I stumbled accross this story i wrote in early January this year - and never posted to The Roof for some reason. Am I allowed to post it now? was that a yes?
We arranged to meet friends in Gweta to spend the night on Makgadikgadi pans. This year a full moon and a blue moon marked the end of the old year and beginning of a new decade. Makgadikgadi seemed an obvious choice of venue. Wide salt pans on the edge of the central Kalahari desert. So wide you can see the curve of the earth. Blistering hot and dancing with mirages on a clear summer day; biting cold and a theater of dust devils in winter months – it is a vast empty space that sets the stage of atmospheric dramas of every kind.
We spent the first night in Nata, a small town on the main northern route through Botswana. At Nata Lodge we learned that Ben, an old friend, had passed away the day after Christmas. He had worked at the Lodge for 25 years – since it started; and his ever smiling face and soft voice greeted us each time we arrived. We have spent many an evening with Ben there over the years. How were we to know that the last time was truly the last time? His funeral was to be on 2nd January – we would be there.
The following morning we took a slow cruise along the Maun road to Gweta to meet our pals. This strip of tar, made famous by many a safari tale, cuts across the northern edge of the great salt pans. We slow down for donkeys, cows and villages, and stop to watch a herd of kalanga horses drinking from a rainwater pan – manes and tales blowing in the wind.
Gweta lodge is in the middle of the village, surrounded by mud and thatch homesteads, general trading stores and lively drinking spots. Donkey carts have right of way here. We pull into the gates of the lodge, park in the shade and make our way to the thatched lapa.
Cool and shady – a retreat from the sweltering heat. The lapa in the heart of the lodge, in the heart of the village, is like a warren in the tallest termite mound. The pool sparkles and chugs – bodies bob in bright water – foreign visitors lie roasting in the midday heat.

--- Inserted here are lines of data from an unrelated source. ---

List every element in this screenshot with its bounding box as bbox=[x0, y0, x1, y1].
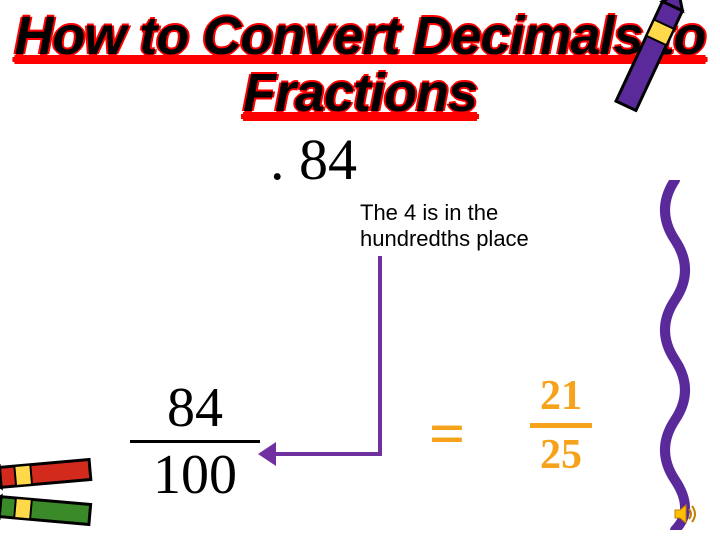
callout-line2: hundredths place bbox=[360, 226, 529, 251]
fraction-simplified-numerator: 21 bbox=[530, 375, 592, 417]
fraction-original: 84 100 bbox=[130, 380, 260, 503]
arrow-vertical bbox=[378, 256, 382, 456]
sound-icon bbox=[672, 500, 700, 528]
equals-sign: = bbox=[430, 400, 464, 469]
fraction-bar bbox=[530, 423, 592, 428]
callout-text: The 4 is in the hundredths place bbox=[360, 200, 580, 253]
fraction-simplified-denominator: 25 bbox=[530, 434, 592, 476]
callout-line1: The 4 is in the bbox=[360, 200, 498, 225]
fraction-bar bbox=[130, 440, 260, 443]
squiggle-decoration bbox=[650, 180, 700, 530]
crayon-icon bbox=[600, 0, 690, 140]
fraction-original-numerator: 84 bbox=[130, 380, 260, 436]
crayon-icon bbox=[0, 483, 105, 538]
fraction-simplified: 21 25 bbox=[530, 375, 592, 476]
arrow-horizontal bbox=[268, 452, 382, 456]
decimal-value: . 84 bbox=[270, 126, 357, 193]
arrow-head bbox=[258, 442, 276, 466]
fraction-original-denominator: 100 bbox=[130, 447, 260, 503]
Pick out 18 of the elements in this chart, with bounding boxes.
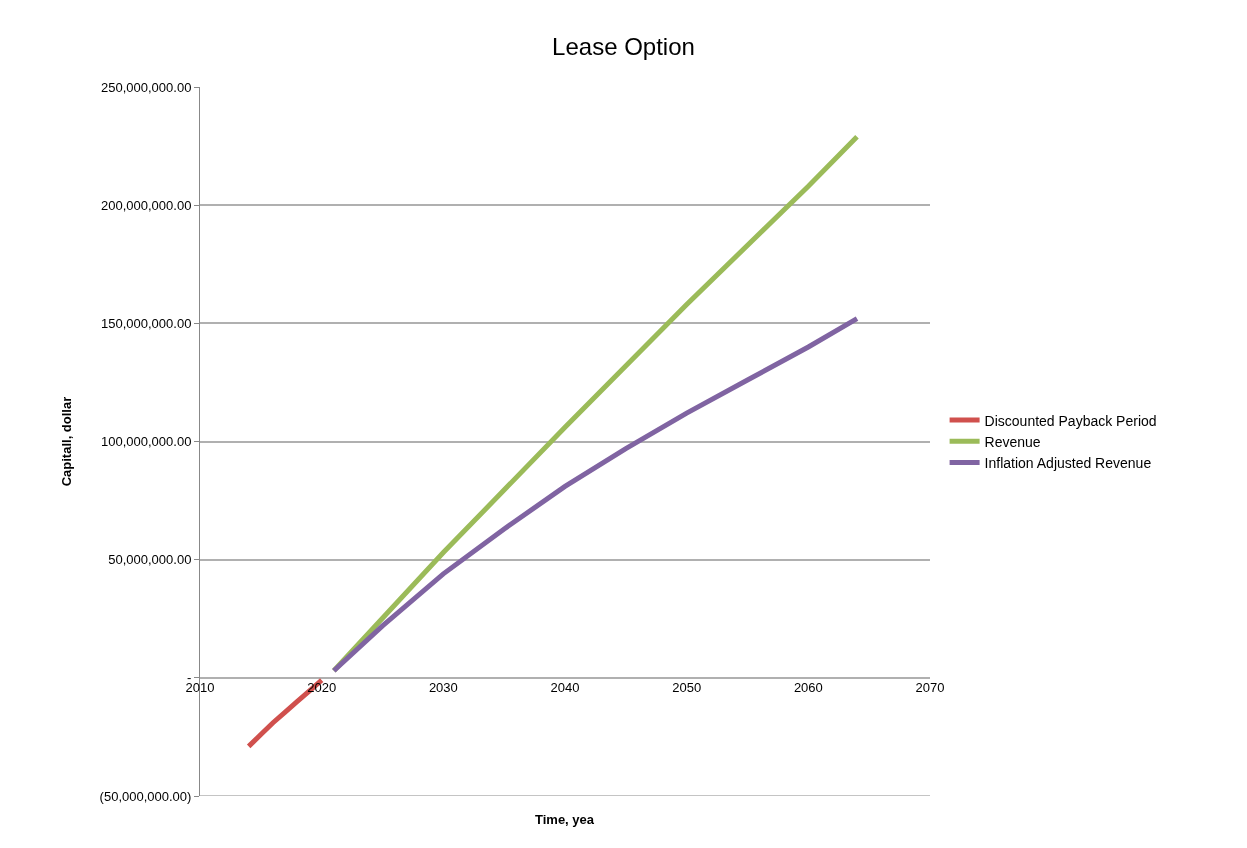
x-tick-label: 2010: [185, 679, 215, 695]
x-axis-title: Time, yea: [535, 812, 595, 827]
x-tick-label: 2030: [428, 679, 458, 695]
y-axis-title: Capitall, dollar: [58, 396, 74, 487]
legend-label: Discounted Payback Period: [984, 412, 1157, 429]
x-tick-label: 2070: [915, 679, 945, 695]
legend-label: Inflation Adjusted Revenue: [984, 454, 1152, 471]
chart-title: Lease Option: [552, 32, 695, 60]
y-tick-label: (50,000,000.00): [99, 788, 192, 804]
y-tick-label: 100,000,000.00: [101, 434, 192, 450]
legend-label: Revenue: [984, 433, 1041, 450]
y-tick-label: 250,000,000.00: [101, 79, 192, 95]
x-tick-label: 2040: [550, 679, 580, 695]
x-tick-label: 2050: [672, 679, 702, 695]
y-tick-label: 150,000,000.00: [101, 315, 192, 331]
y-tick-label: 50,000,000.00: [108, 552, 192, 568]
y-tick-label: 200,000,000.00: [101, 197, 192, 213]
x-tick-label: 2060: [793, 679, 823, 695]
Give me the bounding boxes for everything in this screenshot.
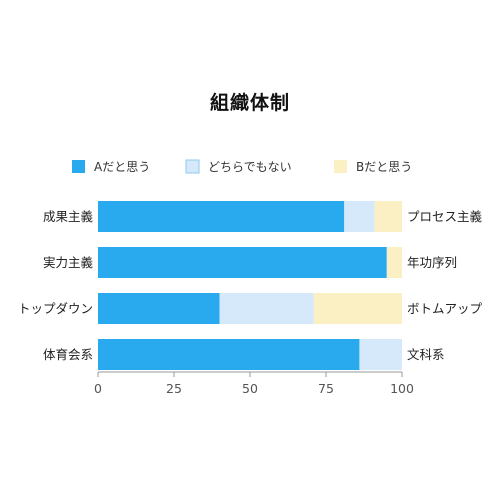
category-label-left-4: 体育会系 [43,347,93,362]
category-label-right-1: プロセス主義 [407,209,483,224]
chart-title: 組織体制 [209,92,290,114]
x-tick-label-4: 75 [318,381,334,396]
category-label-right-4: 文科系 [407,347,445,362]
bar-2-series-3 [386,247,402,278]
bar-3-series-3 [313,293,402,324]
x-tick-label-3: 50 [242,381,258,396]
bar-4-series-2 [359,339,402,370]
category-label-right-2: 年功序列 [407,255,457,270]
category-label-left-2: 実力主義 [43,255,94,270]
x-tick-label-5: 100 [390,381,414,396]
x-tick-label-2: 25 [166,381,182,396]
legend-swatch-2 [185,159,200,174]
legend-swatch-3 [334,160,347,173]
category-label-right-3: ボトムアップ [407,301,483,316]
legend-label-1: Aだと思う [94,160,150,174]
bar-1-series-1 [98,201,345,232]
bar-3-series-2 [219,293,314,324]
bar-1-series-2 [344,201,375,232]
bar-2-series-1 [98,247,387,278]
category-label-left-1: 成果主義 [43,209,94,224]
category-label-left-3: トップダウン [18,301,93,316]
bar-3-series-1 [98,293,220,324]
legend-swatch-1 [72,160,85,173]
legend-label-2: どちらでもない [208,160,292,174]
x-tick-label-1: 0 [94,381,102,396]
bar-1-series-3 [374,201,402,232]
bar-4-series-1 [98,339,360,370]
legend-label-3: Bだと思う [356,160,412,174]
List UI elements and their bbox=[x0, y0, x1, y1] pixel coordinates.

We meet up with some pals, and catch up on lost time while waiting for the rest to arrive from Maun.
The sky is full of large ballooning cumulus clouds. 'so you are planning to camp on the pans tonght?' yip. Well if you change your minds you can always stay here with us.' There is a big party planned for new years, and the mood is convivial. The mercury continues to climb to new heights. Thunder crumps in the giant ballooning clouds creating atmospheric tension. It breaks – rain falls, chasing the sunbathers into the lapa. But the shower is short and sweet filling the air with that heady ozone smell.
We had planned moonlight flights over the pans. Our pilot is sky watching. He blinks often and holds back on judgement. It looks like we are in for rain. Even I can see that. The others arrive – we decide to stay with our camping plan.
An hours drive over rolling spikey grasslands past sleepy cattle, and thorn scrub. The plains open out against a dark purple curtain of rain lit by flashes of lightening. The wind is blowing. The pans are too wet to drive on. Pools of water on the surface mean we don't even have to try. It looks inoccuous enough, and could be tempting if we didn't know just how treacherous that surface could be. Like sirens of the salt pans, a soft voice questions 'how bad could it be? It looks ok? Give it a try…' at your peril – this crusty clay sediment is all that's left of an ancient lake bed. You can be driving along happily and then suddenly it will give way and suck up your entire vehicle up to the chassis. It is corrosive and cloying and there are no trees in site to attach a winch to even if you have one.
So after a cursory check along the edge – we abandon the idea of crossing the pans to camp at the two islands in a sea of salt. The purple rain cloud flashes lightening in the south. We head back to the palm trees to set up camp. Heavy clouds roam the skies speeding across to the purple party. We stop under a spreading camel thorn tree, make a fire, put up tents. A salmon pink splash in the west is the sunset banner in the sky; in the east a full moon rises through the palm trees, between the clouds heralded by bolts of electricity on either side. It is a blue moon. An awesome yellow moon. A fanfare for a departing year.
Billy makes a fire with much puffing and fanning of flames – puffing Billy. We cook potatoes in the coals, and beef fillet on the braai. We stay up late – young people take the quad bikes for moonlit rides. It doesn't rain on us . At midnight we open champagne, hug each other and wish happy new year. The moon spreads its silver light around us.